Well he said this: "The reason I keep coming back to it, however, is my 'bi-modal' experience of the DCA's, whereby sometimes they're kind of tame, and other times, they're powerful and dynamic.".I am not so sure I fully understand your analysis, although what you say is true, but the OP was talking on the relation with perceived Slam vs listening level, and if I am getting right you seem to talk about seal? Me I think it's simply a very inefficient headphone, with a very low impedance, It doesn't appear unrealistic that this driver can struggle a bit to reproduce the bass at low voltage, depending what amp is used to drive them if it's current limited. Add to that the general theory of Fletcher Munson curves, that are true for all headphones but this add to the effect of perceived anemic bass at low level it's just already a fact that you won't get the perception of Big Bass at low level, but this may even be enhanced by unneficients drivers, It may just need more to get to their fully linear dynamic behaviour. @JanesJr1 What amp are you using?
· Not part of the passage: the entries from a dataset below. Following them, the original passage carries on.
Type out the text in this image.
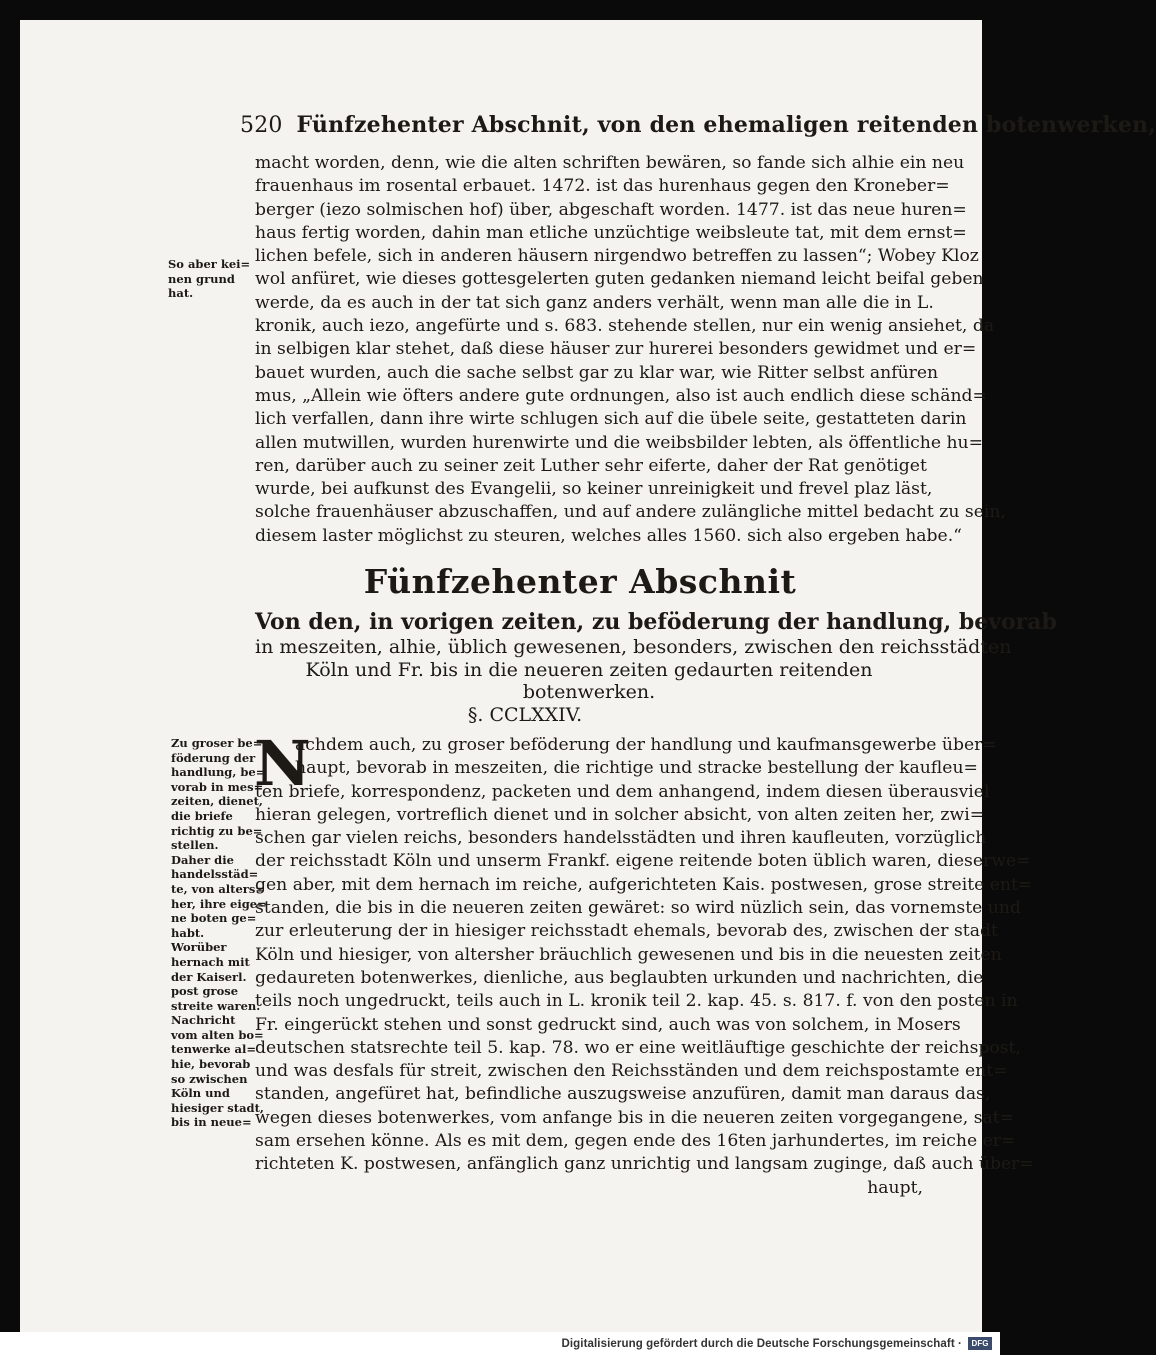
520 Fünfzehenter Abschnit, von den ehemaligen reitenden botenwerken,
macht worden, denn, wie die alten schriften bewären, so fande sich alhie ein neu
frauenhaus im rosental erbauet. 1472. ist das hurenhaus gegen den Kroneber=
berger (iezo solmischen hof) über, abgeschaft worden. 1477. ist das neue huren=
haus fertig worden, dahin man etliche unzüchtige weibsleute tat, mit dem ernst=
lichen befele, sich in anderen häusern nirgendwo betreffen zu lassen“; Wobey Kloz
wol anfüret, wie dieses gottesgelerten guten gedanken niemand leicht beifal geben
werde, da es auch in der tat sich ganz anders verhält, wenn man alle die in L.
kronik, auch iezo, angefürte und s. 683. stehende stellen, nur ein wenig ansiehet, da
in selbigen klar stehet, daß diese häuser zur hurerei besonders gewidmet und er=
bauet wurden, auch die sache selbst gar zu klar war, wie Ritter selbst anfüren
mus, „Allein wie öfters andere gute ordnungen, also ist auch endlich diese schänd=
lich verfallen, dann ihre wirte schlugen sich auf die übele seite, gestatteten darin
allen mutwillen, wurden hurenwirte und die weibsbilder lebten, als öffentliche hu=
ren, darüber auch zu seiner zeit Luther sehr eiferte, daher der Rat genötiget
wurde, bei aufkunst des Evangelii, so keiner unreinigkeit und frevel plaz läst,
solche frauenhäuser abzuschaffen, und auf andere zulängliche mittel bedacht zu sein,
diesem laster möglichst zu steuren, welches alles 1560. sich also ergeben habe.“
So aber kei=
nen grund
hat.
Fünfzehenter Abschnit
Von den, in vorigen zeiten, zu beföderung der handlung, bevorab
in meszeiten, alhie, üblich gewesenen, besonders, zwischen den reichsstädten
Köln und Fr. bis in die neueren zeiten gedaurten reitenden
botenwerken.
§. CCLXXIV.
N
achdem auch, zu groser beföderung der handlung und kaufmansgewerbe über=
haupt, bevorab in meszeiten, die richtige und stracke bestellung der kaufleu=
ten briefe, korrespondenz, packeten und dem anhangend, indem diesen überausviel
hieran gelegen, vortreflich dienet und in solcher absicht, von alten zeiten her, zwi=
schen gar vielen reichs, besonders handelsstädten und ihren kaufleuten, vorzüglich
der reichsstadt Köln und unserm Frankf. eigene reitende boten üblich waren, dieserwe=
gen aber, mit dem hernach im reiche, aufgerichteten Kais. postwesen, grose streite ent=
standen, die bis in die neueren zeiten gewäret: so wird nüzlich sein, das vornemste und
zur erleuterung der in hiesiger reichsstadt ehemals, bevorab des, zwischen der stadt
Köln und hiesiger, von altersher bräuchlich gewesenen und bis in die neuesten zeiten
gedaureten botenwerkes, dienliche, aus beglaubten urkunden und nachrichten, die
teils noch ungedruckt, teils auch in L. kronik teil 2. kap. 45. s. 817. f. von den posten in
Fr. eingerückt stehen und sonst gedruckt sind, auch was von solchem, in Mosers
deutschen statsrechte teil 5. kap. 78. wo er eine weitläuftige geschichte der reichspost,
und was desfals für streit, zwischen den Reichsständen und dem reichspostamte ent=
standen, angefüret hat, befindliche auszugsweise anzufüren, damit man daraus das,
wegen dieses botenwerkes, vom anfange bis in die neueren zeiten vorgegangene, sat=
sam ersehen könne. Als es mit dem, gegen ende des 16ten jarhundertes, im reiche er=
richteten K. postwesen, anfänglich ganz unrichtig und langsam zuginge, daß auch über=
haupt,
Zu groser be=
föderung der
handlung, be=
vorab in mes=
zeiten, dienet,
die briefe
richtig zu be=
stellen.
Daher die
handelsstäd=
te, von alters=
her, ihre eige=
ne boten ge=
habt.
Worüber
hernach mit
der Kaiserl.
post grose
streite waren.
Nachricht
vom alten bo=
tenwerke al=
hie, bevorab
so zwischen
Köln und
hiesiger stadt,
bis in neue=
Digitalisierung gefördert durch die Deutsche Forschungsgemeinschaft ·	DFG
If they're behaving unpredictably from one listening session to the next then it could be seal / position related, as well as psychological (the burn-in I mentioned). I expanded on the point to explain that "slam" was about frequency response received at your ear, and ways in which to get a more reliable headphone experience - by choosing a headphone with low unit to unit variation and one that generally seals well to most people - as these variables will all effect the ability to get that "slam" & of course that reliability will also increase the accuracy in the rest of the frequency range too when it comes to using EQ's published on the interwebs.
EDIT: it's true that listening volume level will influence how much "slam" you perceive, with increased volume increasing the likelihood of experiencing it as the bass is brought out more, but if you get the frequency response right from 200Hz down to 20Hz then you don't need to listen at loud levels to get it. For me the Harman Curve bass allows for slam at normal listening levels.
Regarding amps, the mantra I'm most familiar with is that "if it gets loud enough then the amp is fine", as in you don't need extra "overhead" or whatever people sometimes talk about when justifying overpowered amps. I don't know if here on ASR an amp has ever been measured to show that it's fine at all frequencies & output levels but taps out when it has to play a bass note?